She lay down, but could not sleep. How sultry, even stifling, was the atmosphere! The windows of the little room were wide open, but the air that came in from without was heavy and inodorous: it brought no refreshment.
The tread of a belated pedestrian echoed in the street below, and there was the sound of laughter and song from some inn in the neighbourhood. Suddenly the door opened, and the old Countess entered, in a white dressing-gown and lace night-cap. She had a small lamp in her hand, which she put down on a table, and then, seating herself on the edge of the bed, she scanned the young girl with penetrating eyes.
"Is anything troubling you, my child?" she began, after a while.
Erika tried to say no, but the word would not pass her lips. Instead of replying, she turned away her face.
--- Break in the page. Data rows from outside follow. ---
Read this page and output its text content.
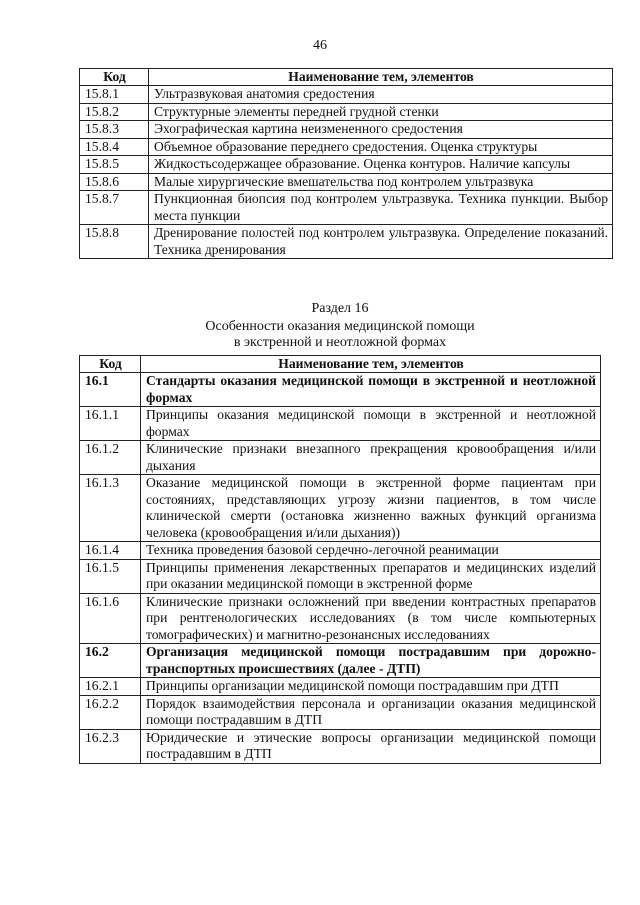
46
Код	Наименование тем, элементов
15.8.1	Ультразвуковая анатомия средостения
15.8.2	Структурные элементы передней грудной стенки
15.8.3	Эхографическая картина неизмененного средостения
15.8.4	Объемное образование переднего средостения. Оценка структуры
15.8.5	Жидкостьсодержащее образование. Оценка контуров. Наличие капсулы
15.8.6	Малые хирургические вмешательства под контролем ультразвука
15.8.7	Пункционная биопсия под контролем ультразвука. Техника пункции. Выбор места пункции
15.8.8	Дренирование полостей под контролем ультразвука. Определение показаний. Техника дренирования
Раздел 16
Особенности оказания медицинской помощи
в экстренной и неотложной формах
Код	Наименование тем, элементов
16.1	Стандарты оказания медицинской помощи в экстренной и неотложной формах
16.1.1	Принципы оказания медицинской помощи в экстренной и неотложной формах
16.1.2	Клинические признаки внезапного прекращения кровообращения и/или дыхания
16.1.3	Оказание медицинской помощи в экстренной форме пациентам при состояниях, представляющих угрозу жизни пациентов, в том числе клинической смерти (остановка жизненно важных функций организма человека (кровообращения и/или дыхания))
16.1.4	Техника проведения базовой сердечно-легочной реанимации
16.1.5	Принципы применения лекарственных препаратов и медицинских изделий при оказании медицинской помощи в экстренной форме
16.1.6	Клинические признаки осложнений при введении контрастных препаратов при рентгенологических исследованиях (в том числе компьютерных томографических) и магнитно-резонансных исследованиях
16.2	Организация медицинской помощи пострадавшим при дорожно-транспортных происшествиях (далее - ДТП)
16.2.1	Принципы организации медицинской помощи пострадавшим при ДТП
16.2.2	Порядок взаимодействия персонала и организации оказания медицинской помощи пострадавшим в ДТП
16.2.3	Юридические и этические вопросы организации медицинской помощи пострадавшим в ДТП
"What was the difficulty between Lord Langley and yourself to-day?" the grandmother went on to ask.
Erika was mute.
"Tell me the simple truth," the old Countess insisted. "Did you not have some dispute this morning?"
"Oh, it was nothing," Erika replied, impatiently; "only--he attempted to play the lover, and I thought it quite unnecessary. Such folly is very unbecoming in a man of his age; and, besides, I cannot endure anything of the kind."
A strange expression appeared upon the grandmother's face,--the same that Goswyn had worn when his indignation had suddenly been transformed into pity for the girl. She cleared her throat once or twice, and then remarked, dryly, "How then do you propose to live with Lord Langley?"
Erika stared at her in dismay. "Good heavens! I have thought very little about it. You know well that I do not wish to marry for love. That is why I accepted an old man instead of a young one,--because I supposed he would refrain from all lover-like folly. You have always told me that you married my grandfather without love, and that it turned out very well."